Abstract Autoimmune myocarditis is induced by the adoptive immune response; however, there is evidence that the innate immune system plays a major role in modulating disease. Natural killer (NK) cells can function in early innate responses, as well affecting the later adaptive immune response. Depletion of NK cells has been shown to exacerbate the development of virus-induced myocarditis. We hypothesized that NK cells also modulate the virus-free model of myosin-induced experimental autoimmune myocarditis (EAM). To study the action of NK cells, we immunized BALB/c mice on days 0 and 7 with myocarditogenic peptide MyHC (614-629) in complete Freund adjuvant.
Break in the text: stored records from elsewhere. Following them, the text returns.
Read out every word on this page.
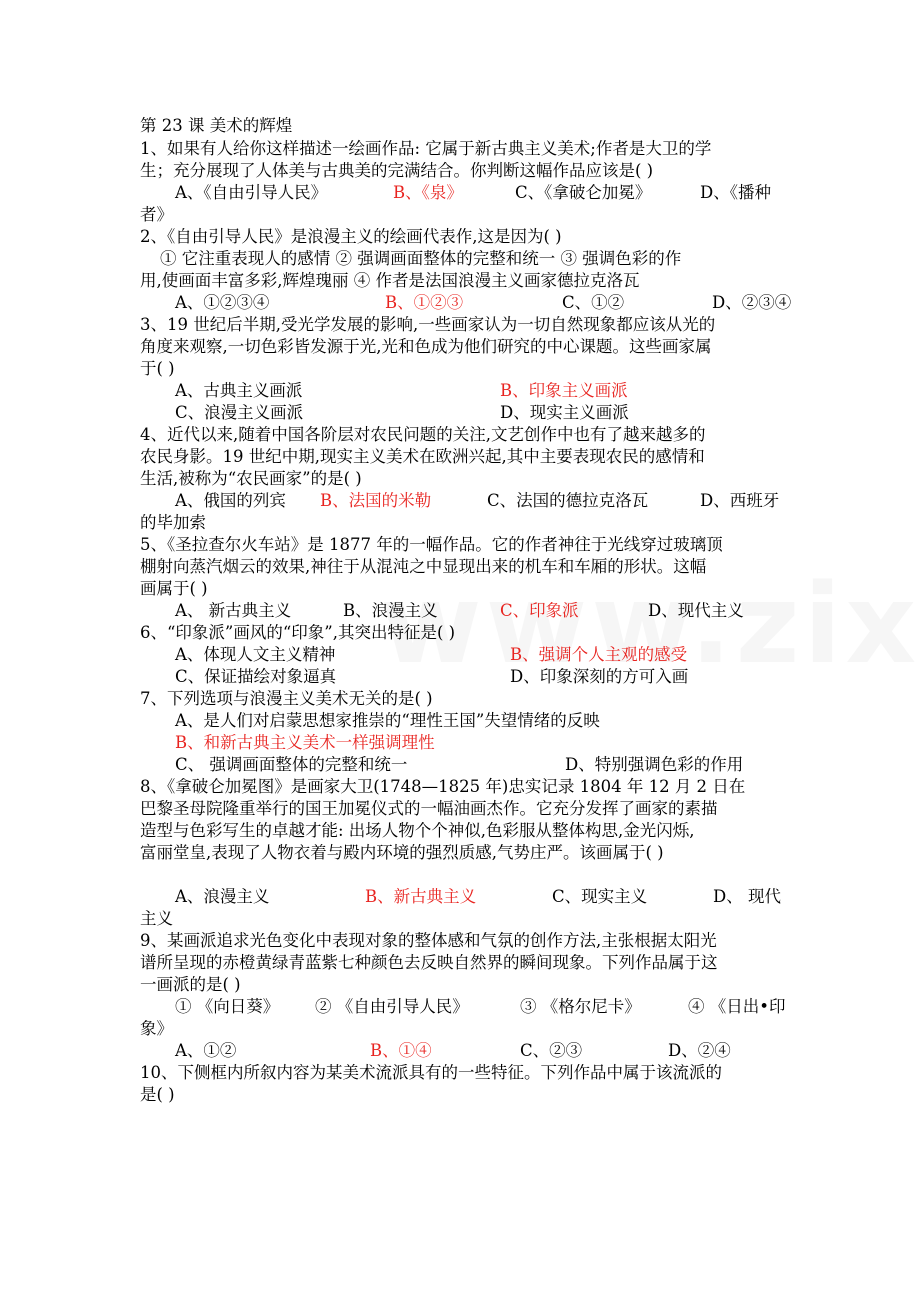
第 23 课 美术的辉煌
1、如果有人给你这样描述一绘画作品: 它属于新古典主义美术;作者是大卫的学
生；充分展现了人体美与古典美的完满结合。你判断这幅作品应该是( )
A、《自由引导人民》	B、《泉》	C、《拿破仑加冕》	D、《播种
者》
2、《自由引导人民》是浪漫主义的绘画代表作,这是因为( )
① 它注重表现人的感情 ② 强调画面整体的完整和统一 ③ 强调色彩的作
用,使画面丰富多彩,辉煌瑰丽 ④ 作者是法国浪漫主义画家德拉克洛瓦
A、①②③④	B、①②③	C、①②	D、②③④
3、19 世纪后半期,受光学发展的影响,一些画家认为一切自然现象都应该从光的
角度来观察,一切色彩皆发源于光,光和色成为他们研究的中心课题。这些画家属
于( )
A、古典主义画派	B、印象主义画派
C、浪漫主义画派	D、现实主义画派
4、近代以来,随着中国各阶层对农民问题的关注,文艺创作中也有了越来越多的
农民身影。19 世纪中期,现实主义美术在欧洲兴起,其中主要表现农民的感情和
生活,被称为“农民画家”的是( )
A、俄国的列宾 B、法国的米勒	C、法国的德拉克洛瓦	D、西班牙
的毕加索
5、《圣拉查尔火车站》是 1877 年的一幅作品。它的作者神往于光线穿过玻璃顶
棚射向蒸汽烟云的效果,神往于从混沌之中显现出来的机车和车厢的形状。这幅
画属于( )
A、 新古典主义	B、浪漫主义	C、印象派	D、现代主义
6、“印象派”画风的“印象”,其突出特征是( )
A、体现人文主义精神	B、强调个人主观的感受
C、保证描绘对象逼真	D、印象深刻的方可入画
7、下列选项与浪漫主义美术无关的是( )
A、是人们对启蒙思想家推崇的“理性王国”失望情绪的反映
B、和新古典主义美术一样强调理性
C、 强调画面整体的完整和统一	D、特别强调色彩的作用
8、《拿破仑加冕图》是画家大卫(1748—1825 年)忠实记录 1804 年 12 月 2 日在
巴黎圣母院隆重举行的国王加冕仪式的一幅油画杰作。它充分发挥了画家的素描
造型与色彩写生的卓越才能: 出场人物个个神似,色彩服从整体构思,金光闪烁,
富丽堂皇,表现了人物衣着与殿内环境的强烈质感,气势庄严。该画属于( )
A、浪漫主义	B、新古典主义	C、现实主义	D、 现代
主义
9、某画派追求光色变化中表现对象的整体感和气氛的创作方法,主张根据太阳光
谱所呈现的赤橙黄绿青蓝紫七种颜色去反映自然界的瞬间现象。下列作品属于这
一画派的是( )
① 《向日葵》 ② 《自由引导人民》	③ 《格尔尼卡》	④ 《日出•印
象》
A、①②	B、①④	C、②③	D、②④
10、下侧框内所叙内容为某美术流派具有的一些特征。下列作品中属于该流派的
是( )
The mice were treated with PBS, rabbit IgG or anti-asialo GM1 antibody every day for 6 days prior to the first immunization and every 2 days following day 0 until day 21. We found that depleting NK cells significantly increased the severity of disease, and serum antibodies specific to the myocarditogenic peptide. Splenic CD4+ T cells were significantly more activated in NK depleted mice compared to controls. Cytokine analysis of heart homogenates revealed a significant increase in eotaxin and IL-5 in the hearts of mice that were depleted of NK cells. Our data suggest that NK cells suppress the adoptive immune response and modulate eosinophil migration and T cell activation during EAM in mice.